1. 憤りがおさまると、アハシュエロス王は、今さらながら、ワシュティに会えないのが寂しくてたまりません。
2. 見かねた王の側近がこう勧めました。 「おこころが晴れますよう、国中から特に美しい娘を探してまいりましょう。
3. 各州に、このための役人を任命し、後宮にふさわしい若く美しい娘を選ばせるのです。 後宮の監督官ヘガイには、化粧品などを取りそろえる役目を仰せつけください。
4. そうして、最もお気に召しました娘を、ワシュティ様の代わりに王妃にお迎えになってはと存じます。」この提案に王が有頂天になったことは、言うまでもありません。さっそく実行に移しました。

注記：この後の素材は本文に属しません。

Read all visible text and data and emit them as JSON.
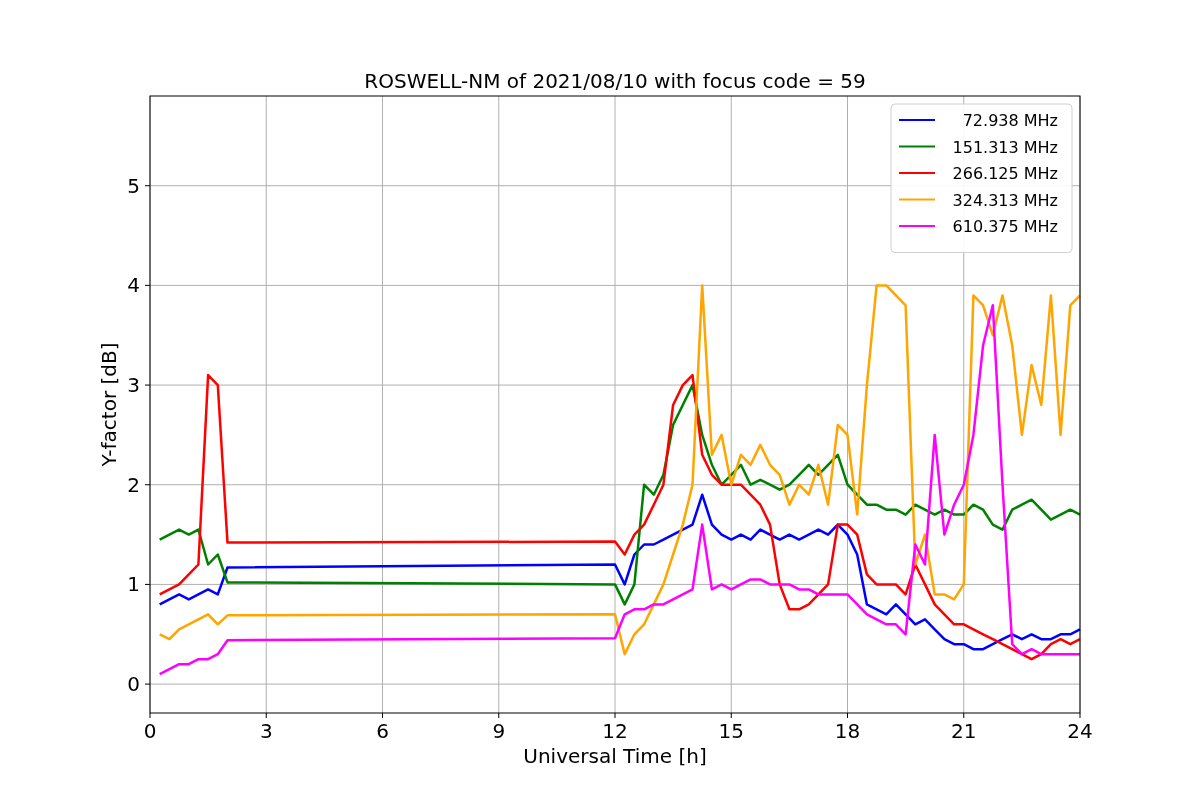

5. さて、王宮に一人のユダヤ人がいました。 ベニヤミン部族の出身で名をモルデカイといい、ヤイルの息子でした。 ヤイルの父はシムイ、シムイの父はキシュです。
6. 彼は、エルサレムがバビロンのネブカデネザル王の手に落ちた時に捕らえられ、ユダのエコヌヤ王をはじめ多くの人々とともに、バビロンへ送られたのでした。
7. このモルデカイは、ハダサ、またの名をエステルという若く美しい娘を育てていました。 実際はいとこに当たるのですが、年もずいぶん離れていたことでもあり、両親が亡くなったあと、手もとに引き取ったのです。
8. さて、王のお布令が出ると、エステルもほかの大ぜいの娘とともに、シュシャンの王宮内の後宮に連れて来られました。
9. ところが、後宮を管理していたヘガイが、特にエステルを気に入り、彼女のためには何でもしてくれるのでした。 特別の食事や化粧用の品々など、何かにつけて便宜をはかってくれます。 わざわざ王宮の侍女を七人呼んで身の回りの世話をさせるやら、後宮一の部屋をあてがうやら、それはもう大そうなものでした。
10. エステルは自分がユダヤ人であることを、だれにも黙っていました。 モルデカイに堅く口止めされていたからです。
11. モルデカイは毎日、後宮の庭に来てエステルの安否を尋ね、これから先の成り行きを見届けようとしていました。
12-14. 選ばれた娘たちについては、こういう取り決めがありました。王の寝所に召される前に、没薬の油で六か月、ついで特製の香水と香油で六か月、それぞれ美しさにみがきをかける期間が約束されていたのです。 それも終わり、いざ王のもとへ召される時がくると、精いっぱい美しくよそおうため、衣装でも宝石でも願いどおりの物が与えられます。 こうして夕刻、王の部屋へ行き、翌朝には、王の奥方たちの住む別の後宮へ移るのです。 そこではまた、シャアシュガズという別の役人の管理のもとで、一生を送ることになります。 そこにいる婦人は、特別王に気に入られ、指名されないかぎり、二度と王のそばへ行くことはできません。
15. さて、いよいよエステルが王のもとへ行く番になりました。 彼女は、例のヘガイに見立ててもらった衣装を身につけました。 その姿の美しさには、ほかの娘たちもいっせいに歓声をあげるほどでした。
16. こうしてエステルは、王の治世の第七年の一月に召し入れられたのです。
17. 王はほかのだれよりもエステルを愛しました。 すっかり気をよくした王は、彼女に王冠を与え、ワシュティの代わりに王妃にすると宣言したのです。
18. この記念に、王はもう一度、高官から召使に至るまで全員を集め、大宴会を開きました。 諸州には、気前よく贈り物を配ったり、免税を認めたりしました。